Medal of Honor Winners from Hawkins/Hancock County
Corporal Harrison Collins. 1st Tennessee Cavalry Regiment, USA. Age 24: enlisted March 8, 1862 at Sneedville, Tennessee; born Hawkins County; dark compl., blue eyes, lt. hair, farmer; deserted at Cumberland Gap, Tennessee September 16, 1862; Nov 62/Apr 63 - roll call has present; left sick in hospital at Winchester, Tennesssee, July 29, 1863; promoted to Corporal on March 1, 1864; transferred to H Company April 15, 1865; captured a rebel flag at Lynville, Tennesse for which Congress awarded him a medal. (His act of heroism was on December 24, 1864 in TN. In 1989, his body was moved from a cemetery in Ozark County, Missouri to Springfield National Cemetery. Tombstone: born Mch 10, 1836; died Dec 25, 1890 - Posted on Medal of Honor Resting Places, www. waymarking.com).
Major Gaines Lawson, 4th Tennessee Volunteer Infantry, USA. Age 21; enlisted December 21, 1862, Rogersville, TN; promoted from Pvt. to 1st Sgt, April 15, 1863; promoted from 1st Sgt. to Captain, April 1, 1864; Citation: went to the aid of wounded comrade betweent he lines and carried him to a place of safety - at McMinnville,TN, October 3, 1863 - issued June 11, 1895. He was listed in the 61st Mounted Infantry, B Company, but evidently deserted and joined US. He enlisted 61st on September 24, 1862 at Rogersville, TN, but on November 10, 1862 roll has that he was absent without leave; and again Jan/Feb 1863 & Mch/Apr 1863 was listed as being at home without leave.

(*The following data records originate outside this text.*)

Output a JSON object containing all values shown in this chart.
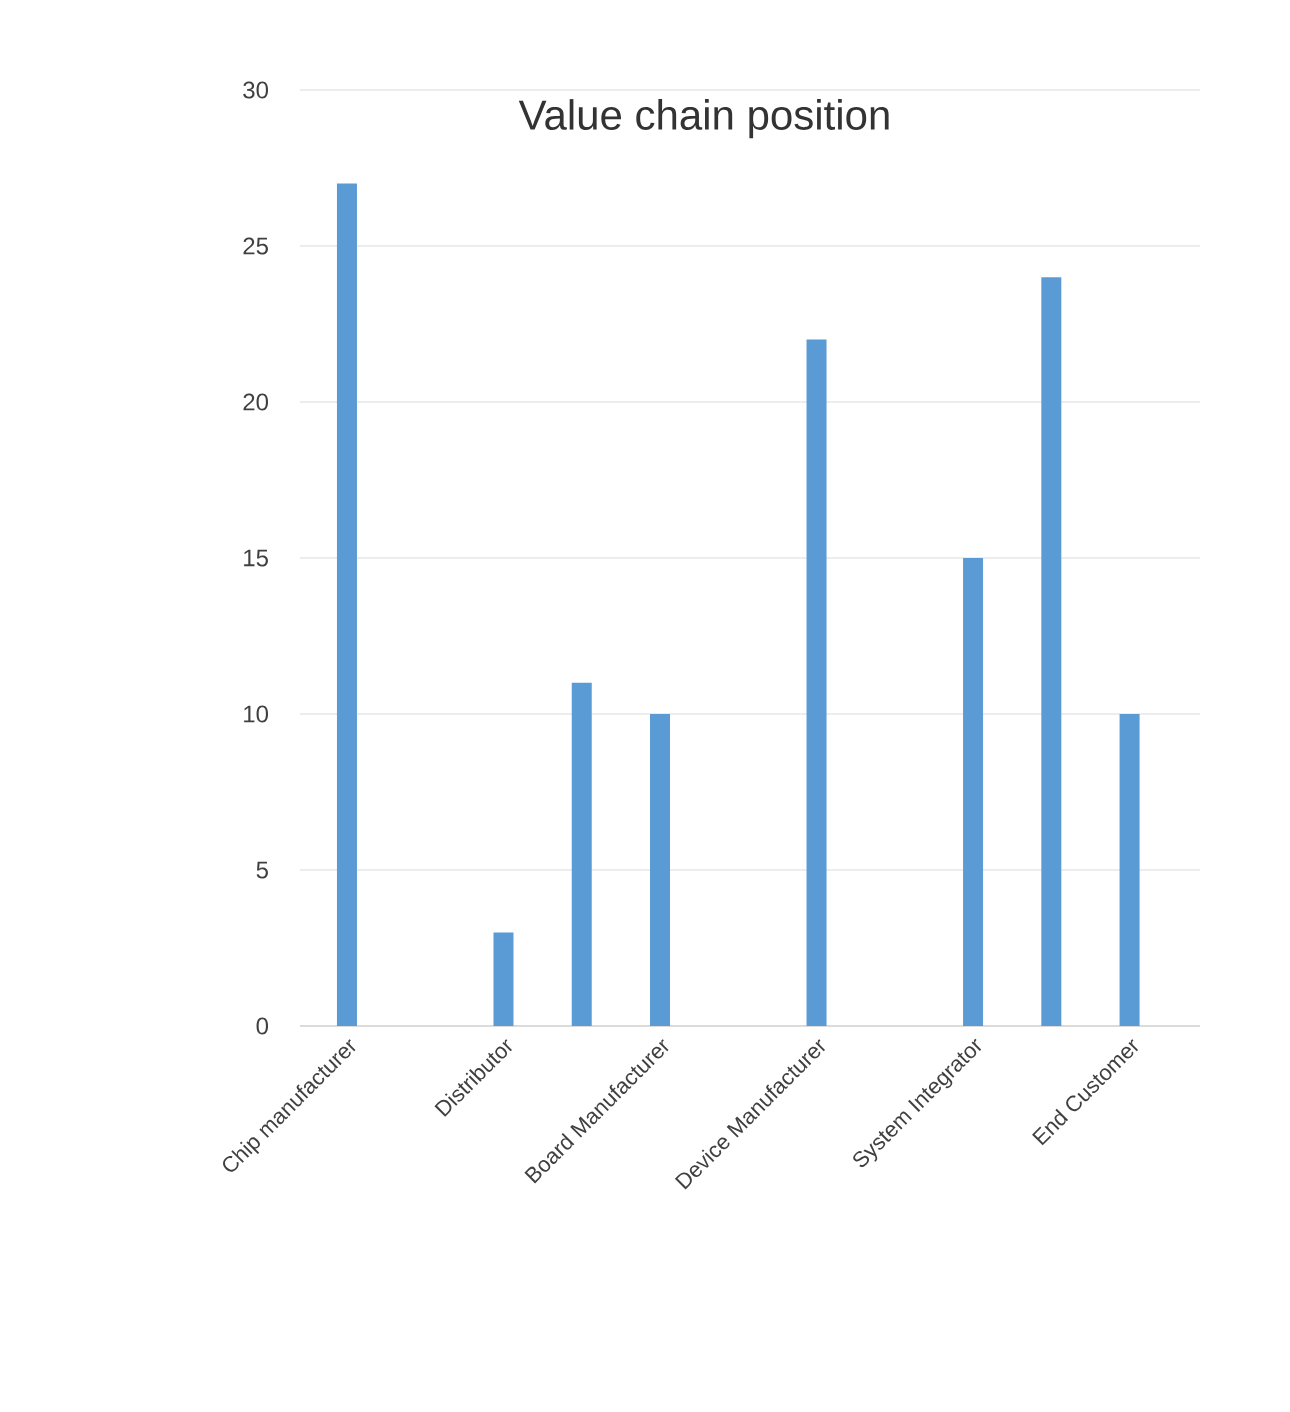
{
  "chart_data": {
    "type": "bar",
    "title": "Value chain position",
    "categories": [
      "Chip manufacturer",
      null,
      "Distributor",
      null,
      "Board Manufacturer",
      null,
      "Device Manufacturer",
      null,
      "System Integrator",
      null,
      "End Customer"
    ],
    "values": [
      27,
      null,
      3,
      11,
      10,
      null,
      22,
      null,
      15,
      24,
      10
    ],
    "color": "#5b9bd5",
    "ylim": [
      0,
      30
    ],
    "yticks": [
      0,
      5,
      10,
      15,
      20,
      25,
      30
    ],
    "grid": "y"
  }
}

The History of the Medal of Honor
The Congressional Medal of Honor is our nation's highest military award for bravery. Under the present regulatory guidelines, established by Congress during July 1918, a Medal of Honor recipient must have displayed personal bravery or self-sacrifice beyond the call of duty. Each armed service has established additional regulatory requirements to ensure only the most worthy are recipients of this highly coveted, greatly respected Medal.
The first recipients of the Medal of Honor were six Union Army volunteers. Disguised as civilians, these members of Andrew's Raiders attacked Confederate railroad transportation lines from Big Shanty, Georgia to Chattanooga, Tennessee. On March 25, 1863, six of Andrew's Raiders following their parole from a Confederate prison, were presented with the Medal of Honor by then Secretary of War, Edwin M. Stanton.
From 1863 through the present, only 3,408 individuals have received the Medal of Honor - two of our men were among those.
Excerpts from diary of Gaines Lawson - January 2, 1864 - At Point Burnside Ky with command E mount for Knoxville Tenn together. My men belonging to 4th Tenn Inf who were captured and at McMinnville Tenn. Left Camp Nelson Ky December 26th 1863.
January 2 - Left Point Burnside Ky. Camped Cumberland River on a Pontoon. Marched to the top of Sloans Hill and camped. Had to pull my 32 wagons up Sloans Hill ice from the top to bottom.
January 3 - Still in camp at Sloans Hill. Rain and some snow. Very cold.
See more of the Lawson Diary HERE
Medal of Honor Dedication Ceremony In May 1997, I was contacted for assistance by the Knoxville Military Entrance Processing Station, Department of Defense, in locating present-day living relatives of medal of honor winners. These relatives were presented a plaque on behalf of their ancestors. I was priviledged to be invited to this ceremony which took place at Knoxville where twenty-two brave men were honored. - S.Johnston.